Le mourant trouvant un peu de voix :

« — Veuillez lire ma lettre, madame, elle vous... expliquera ma visite.»

Elle l’ouvre, la lit et la déposant ensuite sur la cheminée :

« — Vous venez encore de Meylan ! mais c’est par occasion, sans doute, que vous vous y êtes trouvé ? Vous n’avez pas fait exprès ce voyage ?

— Oh ! madame, pouvez-vous le croire ? avais-je besoin d’une occasion pour revoir... ? Non, non, il y a longtemps que je désirais y revenir. (Silence.)

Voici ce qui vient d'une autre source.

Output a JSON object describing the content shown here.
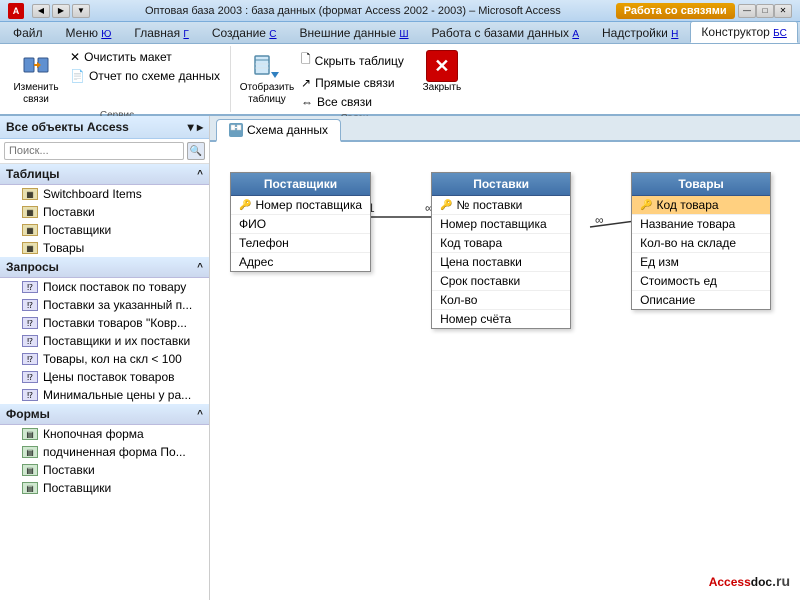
{
  "titleBar": {
    "icon": "A",
    "title": "Оптовая база 2003 : база данных (формат Access 2002 - 2003)  –  Microsoft Access",
    "workBtn": "Работа со связями"
  },
  "ribbonTabs": [
    {
      "label": "Файл",
      "hotkey": "Ф",
      "active": false
    },
    {
      "label": "Меню",
      "hotkey": "Ю",
      "active": false
    },
    {
      "label": "Главная",
      "hotkey": "Г",
      "active": false
    },
    {
      "label": "Создание",
      "hotkey": "С",
      "active": false
    },
    {
      "label": "Внешние данные",
      "hotkey": "Ш",
      "active": false
    },
    {
      "label": "Работа с базами данных",
      "hotkey": "А",
      "active": false
    },
    {
      "label": "Надстройки",
      "hotkey": "Н",
      "active": false
    },
    {
      "label": "Конструктор",
      "hotkey": "БС",
      "active": true
    }
  ],
  "ribbonGroups": {
    "group1": {
      "label": "Сервис",
      "changeLinksBtn": "Изменить\nсвязи",
      "clearLayoutBtn": "Очистить макет",
      "schemaReportBtn": "Отчет по схеме данных"
    },
    "group2": {
      "label": "Связи",
      "showTableBtn": "Отобразить\nтаблицу",
      "hideTableBtn": "Скрыть таблицу",
      "directLinksBtn": "Прямые связи",
      "allLinksBtn": "Все связи",
      "closeBtn": "Закрыть"
    }
  },
  "leftPanel": {
    "title": "Все объекты Access",
    "searchPlaceholder": "Поиск...",
    "sections": {
      "tables": {
        "label": "Таблицы",
        "items": [
          {
            "name": "Switchboard Items",
            "type": "table"
          },
          {
            "name": "Поставки",
            "type": "table"
          },
          {
            "name": "Поставщики",
            "type": "table"
          },
          {
            "name": "Товары",
            "type": "table"
          }
        ]
      },
      "queries": {
        "label": "Запросы",
        "items": [
          {
            "name": "Поиск поставок по товару",
            "type": "query"
          },
          {
            "name": "Поставки за указанный п...",
            "type": "query"
          },
          {
            "name": "Поставки товаров \"Ковр...",
            "type": "query"
          },
          {
            "name": "Поставщики и их поставки",
            "type": "query"
          },
          {
            "name": "Товары, кол на скл < 100",
            "type": "query"
          },
          {
            "name": "Цены поставок товаров",
            "type": "query"
          },
          {
            "name": "Минимальные цены у ра...",
            "type": "query"
          }
        ]
      },
      "forms": {
        "label": "Формы",
        "items": [
          {
            "name": "Кнопочная форма",
            "type": "form"
          },
          {
            "name": "подчиненная форма По...",
            "type": "form"
          },
          {
            "name": "Поставки",
            "type": "form"
          },
          {
            "name": "Поставщики",
            "type": "form"
          }
        ]
      }
    }
  },
  "diagram": {
    "tabLabel": "Схема данных",
    "tables": {
      "suppliers": {
        "title": "Поставщики",
        "fields": [
          {
            "name": "Номер поставщика",
            "key": true
          },
          {
            "name": "ФИО",
            "key": false
          },
          {
            "name": "Телефон",
            "key": false
          },
          {
            "name": "Адрес",
            "key": false
          }
        ]
      },
      "deliveries": {
        "title": "Поставки",
        "fields": [
          {
            "name": "№ поставки",
            "key": true
          },
          {
            "name": "Номер поставщика",
            "key": false
          },
          {
            "name": "Код товара",
            "key": false
          },
          {
            "name": "Цена поставки",
            "key": false
          },
          {
            "name": "Срок поставки",
            "key": false
          },
          {
            "name": "Кол-во",
            "key": false
          },
          {
            "name": "Номер счёта",
            "key": false
          }
        ]
      },
      "goods": {
        "title": "Товары",
        "fields": [
          {
            "name": "Код товара",
            "key": true,
            "selected": true
          },
          {
            "name": "Название товара",
            "key": false
          },
          {
            "name": "Кол-во на складе",
            "key": false
          },
          {
            "name": "Ед изм",
            "key": false
          },
          {
            "name": "Стоимость ед",
            "key": false
          },
          {
            "name": "Описание",
            "key": false
          }
        ]
      }
    }
  },
  "watermark": {
    "text": "Accessdoc.ru"
  }
}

— Vous avez eu une vie bien agitée, monsieur Berlioz.

— Comment le savez-vous, madame ?

— J’ai lu votre biographie.

— Laquelle ?

— Un volume de Méry, je crois. Je l’ai acheté il y a quelques années.

— Oh ! n’attribuez pas à Méry, qui est un de mes amis, un artiste et un homme d’esprit, cette compilation, ce mélange de fables et d’absurdités dont je devine maintenant l’auteur. J’aurai une véritable biographie, celle que j’ai faite moi-même.

— Oh, sans doute, vous écrivez si bien.

— Ce n’est pas à la valeur de mon style que je fais allusion, madame, mais à l’exactitude et à la sincérité de mon récit. Quant à mes sentiments pour vous, j’ai tout dit sans restrictions dans ce livre, mais sans vous nommer. (Silence.)

— J’ai obtenu aussi, reprend madame F****** bien des détails sur vous, d’un de vos amis qui a épousé une nièce de mon mari.

— Je l’avais en effet prié, quand je pris la liberté de vous écrire, il y a seize ans, de s’informer du sort de ma lettre. Je tenais à savoir au moins si vous l’aviez reçue. Mais je ne l’ai plus revu, il est mort maintenant, et je n’ai rien appris. (Silence.)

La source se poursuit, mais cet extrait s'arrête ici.